'Cosmic opera' set for Paris tower
October 8, 2009
This aerial picture taken in Paris in July shows the Eiffel Tower (centre), the Montparnasse Tower (left) and the business district of La Defense (background). The rooftop of the Montparnasse Tower is to be transformed into a cosmic-ray laboratory in an unusual week-long experiment due to start on Saturday.
The rooftop of a Paris skyscraper is to be transformed into a cosmic-ray laboratory in an unusual week-long experiment due to start on Saturday.
Every time a detector on top of the the 210-metre (689-feet) Montparnasse Tower picks up a sub-atomic particle called a muon, a pulse of laser light will flash across the sky of the city's Latin Quarter from the Paris Observatory.

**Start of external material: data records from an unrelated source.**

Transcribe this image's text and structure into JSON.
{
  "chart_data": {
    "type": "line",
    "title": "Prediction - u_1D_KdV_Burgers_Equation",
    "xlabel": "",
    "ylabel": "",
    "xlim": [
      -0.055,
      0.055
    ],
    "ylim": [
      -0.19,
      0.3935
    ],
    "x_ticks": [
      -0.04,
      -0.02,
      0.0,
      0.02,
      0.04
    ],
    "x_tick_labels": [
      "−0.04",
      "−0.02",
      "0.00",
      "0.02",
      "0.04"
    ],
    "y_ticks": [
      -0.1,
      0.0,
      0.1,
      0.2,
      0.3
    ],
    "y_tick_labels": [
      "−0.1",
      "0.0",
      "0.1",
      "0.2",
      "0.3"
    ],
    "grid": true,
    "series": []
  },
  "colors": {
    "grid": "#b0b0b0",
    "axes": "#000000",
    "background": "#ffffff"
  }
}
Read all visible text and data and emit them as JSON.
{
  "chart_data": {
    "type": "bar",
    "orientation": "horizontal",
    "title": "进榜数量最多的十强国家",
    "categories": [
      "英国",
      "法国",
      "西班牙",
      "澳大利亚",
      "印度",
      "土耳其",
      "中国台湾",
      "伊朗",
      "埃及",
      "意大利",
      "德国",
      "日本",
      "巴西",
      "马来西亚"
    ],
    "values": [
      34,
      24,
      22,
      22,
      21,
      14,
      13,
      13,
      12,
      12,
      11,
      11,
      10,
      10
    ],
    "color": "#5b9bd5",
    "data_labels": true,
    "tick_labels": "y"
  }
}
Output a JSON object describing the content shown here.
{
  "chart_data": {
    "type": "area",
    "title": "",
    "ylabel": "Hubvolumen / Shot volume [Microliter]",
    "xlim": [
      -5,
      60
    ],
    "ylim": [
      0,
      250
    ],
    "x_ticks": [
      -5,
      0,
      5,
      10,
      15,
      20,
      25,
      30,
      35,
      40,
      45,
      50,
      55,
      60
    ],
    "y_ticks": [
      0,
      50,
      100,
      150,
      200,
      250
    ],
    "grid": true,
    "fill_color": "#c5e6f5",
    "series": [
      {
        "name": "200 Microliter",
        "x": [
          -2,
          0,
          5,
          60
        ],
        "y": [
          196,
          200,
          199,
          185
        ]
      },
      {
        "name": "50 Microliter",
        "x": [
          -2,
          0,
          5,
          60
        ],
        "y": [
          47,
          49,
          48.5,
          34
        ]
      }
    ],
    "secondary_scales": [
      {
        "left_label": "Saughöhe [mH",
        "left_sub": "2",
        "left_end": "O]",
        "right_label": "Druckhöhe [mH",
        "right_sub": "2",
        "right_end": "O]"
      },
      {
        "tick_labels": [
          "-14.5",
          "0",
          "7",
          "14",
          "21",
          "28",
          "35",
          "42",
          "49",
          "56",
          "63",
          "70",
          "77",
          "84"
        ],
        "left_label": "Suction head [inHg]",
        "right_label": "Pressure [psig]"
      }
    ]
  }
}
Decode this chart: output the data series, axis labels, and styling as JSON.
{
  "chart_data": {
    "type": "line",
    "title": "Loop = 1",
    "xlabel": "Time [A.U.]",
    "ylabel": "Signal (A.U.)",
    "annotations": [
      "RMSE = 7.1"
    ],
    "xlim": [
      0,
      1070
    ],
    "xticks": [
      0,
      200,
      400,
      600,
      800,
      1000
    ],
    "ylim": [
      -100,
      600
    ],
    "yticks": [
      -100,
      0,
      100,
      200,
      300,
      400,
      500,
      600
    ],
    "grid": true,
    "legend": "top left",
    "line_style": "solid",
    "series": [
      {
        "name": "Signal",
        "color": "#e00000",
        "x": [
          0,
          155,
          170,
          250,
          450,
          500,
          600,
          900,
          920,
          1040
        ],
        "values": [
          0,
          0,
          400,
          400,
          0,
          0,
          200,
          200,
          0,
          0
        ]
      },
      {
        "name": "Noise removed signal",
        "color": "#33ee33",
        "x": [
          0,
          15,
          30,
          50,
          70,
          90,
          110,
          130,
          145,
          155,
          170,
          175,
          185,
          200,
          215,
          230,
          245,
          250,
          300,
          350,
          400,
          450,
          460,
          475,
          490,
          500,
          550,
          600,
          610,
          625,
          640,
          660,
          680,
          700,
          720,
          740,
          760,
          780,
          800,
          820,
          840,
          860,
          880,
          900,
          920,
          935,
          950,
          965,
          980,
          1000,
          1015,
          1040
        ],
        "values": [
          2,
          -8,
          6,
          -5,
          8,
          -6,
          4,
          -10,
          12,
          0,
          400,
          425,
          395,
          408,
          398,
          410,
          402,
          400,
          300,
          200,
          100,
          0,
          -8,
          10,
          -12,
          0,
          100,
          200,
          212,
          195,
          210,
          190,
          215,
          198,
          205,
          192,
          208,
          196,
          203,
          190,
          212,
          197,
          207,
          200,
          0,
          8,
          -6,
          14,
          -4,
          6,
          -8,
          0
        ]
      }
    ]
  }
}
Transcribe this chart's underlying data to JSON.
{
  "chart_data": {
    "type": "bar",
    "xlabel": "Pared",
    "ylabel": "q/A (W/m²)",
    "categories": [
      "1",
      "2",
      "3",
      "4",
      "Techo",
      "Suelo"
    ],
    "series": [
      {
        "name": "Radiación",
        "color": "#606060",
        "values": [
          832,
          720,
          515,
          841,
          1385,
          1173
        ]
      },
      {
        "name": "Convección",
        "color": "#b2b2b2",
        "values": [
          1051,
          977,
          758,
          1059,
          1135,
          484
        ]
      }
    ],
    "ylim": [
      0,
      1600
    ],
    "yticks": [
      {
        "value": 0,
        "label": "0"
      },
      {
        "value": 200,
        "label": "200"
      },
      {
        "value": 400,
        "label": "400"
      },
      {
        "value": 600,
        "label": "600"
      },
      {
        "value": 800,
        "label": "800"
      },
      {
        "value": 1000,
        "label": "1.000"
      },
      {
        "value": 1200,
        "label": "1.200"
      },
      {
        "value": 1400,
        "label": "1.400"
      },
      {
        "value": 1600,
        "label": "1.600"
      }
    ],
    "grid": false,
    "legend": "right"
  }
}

Muons are debris from protons that are blasted out from the Sun or beyond our Solar System and constantly bombard the Earth.
The protons smash apart when they collide with molecules in the upper atmosphere. Their short-lived remains shoot down to the planet's surface at nearly the speed of light.
The so-called "cosmic opera" seeks to inform the public about cosmic particles and pay tribute to an experiment into the phenomenon, conducted at the top of the Eiffel Tower in 1910 by a German physicist, Theodor Wulf.